Eunice Almeida, docente há 44 anos e professora livre docente da Escola de Artes, Ciências e Humanidades (EACH) desde 2013, compartilha a sua experiência nos concursos públicos da USP. Ela afirma que prestou a prova três vezes antes de ser aprovada e, em todas que prestou, afirmou que “não havia explicações evidentes, concretas”, que justificassem a reprovação. Até o momento, os candidatos que prestam o concurso não têm anonimato, especialmente na primeira etapa, a prova escrita, o que interfere na imparcialidade das notas atribuídas.

“É muito bacana ter mais referências para os jovens negros. Espero que inspire as novas gerações a ver outras possibilidades”

Dennis de Oliveira, professor titular da ECA-USP

O professor Dennis avalia que as medidas de ações afirmativas adotadas nos concursos feitos a partir de 2023 ainda são insuficientes. “Houve um avanço nas cotas para funcionários públicos, mas isso [ocorreu] em função de uma demanda do Ministério Público”. A Lei de Cotas estabelece a obrigatoriedade da medida quando houver mais de três vagas no mesmo edital. Entretanto, como a maioria dos concursos para docentes são para uma única vaga, legalmente, não é possível aplicar as cotas. Em adição, a professora Eunice ressalta a importância das políticas públicas, que devem ser aplicadas para o ingresso de docentes negres: “A minha experiência nos concursos da EACH foi muito amarga. Almejo que os mais novos não passem pelo que passei.”

Inspiração

Para os professores, o cargo de docência na USP é fruto da luta coletiva que os fortaleceu ao longo da vida, do apoio familiar e das demais pessoas que o ajudaram pelo caminho, como estudantes, professores e amigos. “Para mim a conquista do título de livre docente é motivo de alegria por ser um título que consolida a minha carreira acadêmica, mostra o quanto já contribui e continuo contribuindo com a sociedade”, afirma a professora Eunice.

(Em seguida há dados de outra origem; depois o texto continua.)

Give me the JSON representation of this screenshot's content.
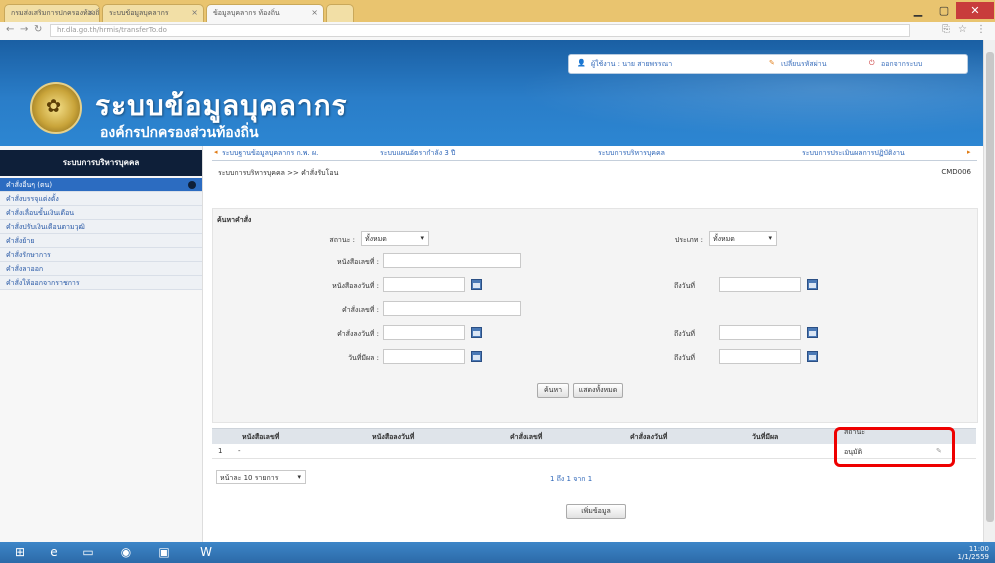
{
  "browser": {
    "tabs": [
      {
        "label": "กรมส่งเสริมการปกครองท้องถิ่น"
      },
      {
        "label": "ระบบข้อมูลบุคลากร"
      },
      {
        "label": "ข้อมูลบุคลากร ท้องถิ่น"
      }
    ],
    "url": "hr.dla.go.th/hrmis/transferTo.do"
  },
  "header": {
    "title": "ระบบข้อมูลบุคลากร",
    "subtitle": "องค์กรปกครองส่วนท้องถิ่น",
    "user_label": "ผู้ใช้งาน : นาย สายพรรณา",
    "change_password": "เปลี่ยนรหัสผ่าน",
    "logout": "ออกจากระบบ"
  },
  "sidebar": {
    "title": "ระบบการบริหารบุคคล",
    "items": [
      {
        "label": "คำสั่งอื่นๆ (ตน)"
      },
      {
        "label": "คำสั่งบรรจุแต่งตั้ง"
      },
      {
        "label": "คำสั่งเลื่อนขั้นเงินเดือน"
      },
      {
        "label": "คำสั่งปรับเงินเดือนตามวุฒิ"
      },
      {
        "label": "คำสั่งย้าย"
      },
      {
        "label": "คำสั่งรักษาการ"
      },
      {
        "label": "คำสั่งลาออก"
      },
      {
        "label": "คำสั่งให้ออกจากราชการ"
      }
    ]
  },
  "topnav": {
    "items": [
      {
        "label": "ระบบฐานข้อมูลบุคลากร ก.พ. ผ."
      },
      {
        "label": "ระบบแผนอัตรากำลัง 3 ปี"
      },
      {
        "label": "ระบบการบริหารบุคคล"
      },
      {
        "label": "ระบบการประเมินผลการปฏิบัติงาน"
      }
    ]
  },
  "breadcrumb": "ระบบการบริหารบุคคล >> คำสั่งรับโอน",
  "page_code": "CMD006",
  "search": {
    "heading": "ค้นหาคำสั่ง",
    "status_label": "สถานะ :",
    "status_value": "ทั้งหมด",
    "type_label": "ประเภท :",
    "type_value": "ทั้งหมด",
    "order_no_label": "หนังสือเลขที่ :",
    "order_date_label": "หนังสือลงวันที่ :",
    "to_date_label_1": "ถึงวันที่",
    "cmd_no_label": "คำสั่งเลขที่ :",
    "cmd_date_label": "คำสั่งลงวันที่ :",
    "to_date_label_2": "ถึงวันที่",
    "effective_label": "วันที่มีผล :",
    "to_date_label_3": "ถึงวันที่",
    "search_button": "ค้นหา",
    "reset_button": "แสดงทั้งหมด"
  },
  "results": {
    "headers": [
      "หนังสือเลขที่",
      "หนังสือลงวันที่",
      "คำสั่งเลขที่",
      "คำสั่งลงวันที่",
      "วันที่มีผล",
      "สถานะ"
    ],
    "rows": [
      {
        "index": "1",
        "order_no": "-",
        "status": "อนุมัติ"
      }
    ],
    "per_page": "หน้าละ 10 รายการ",
    "pager": "1 ถึง 1 จาก 1",
    "add_button": "เพิ่มข้อมูล"
  },
  "taskbar": {
    "time": "11:00",
    "date": "1/1/2559"
  },
  "colors": {
    "banner": "#2a7dc8",
    "sidebar_header": "#0e1f39",
    "highlight": "#ee0000"
  }
}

Também significa novas responsabilidades: “O professor titular representa um cargo daquele que está ali para começar um processo de luta dentro da Universidade de São Paulo”, afirma o professor Ecivaldo. Além disso, Dennis fala sobre a importância do título para a construção da agenda antirracista e da possibilidade de oferecer apoio e inspiração aos profissionais negres do futuro: “É muito bacana ter mais referências para os jovens negros. Eles podem ser jornalistas, professores, engenheiros, tem várias possibilidades. Espero que inspire as novas gerações a ver outras possibilidades também.”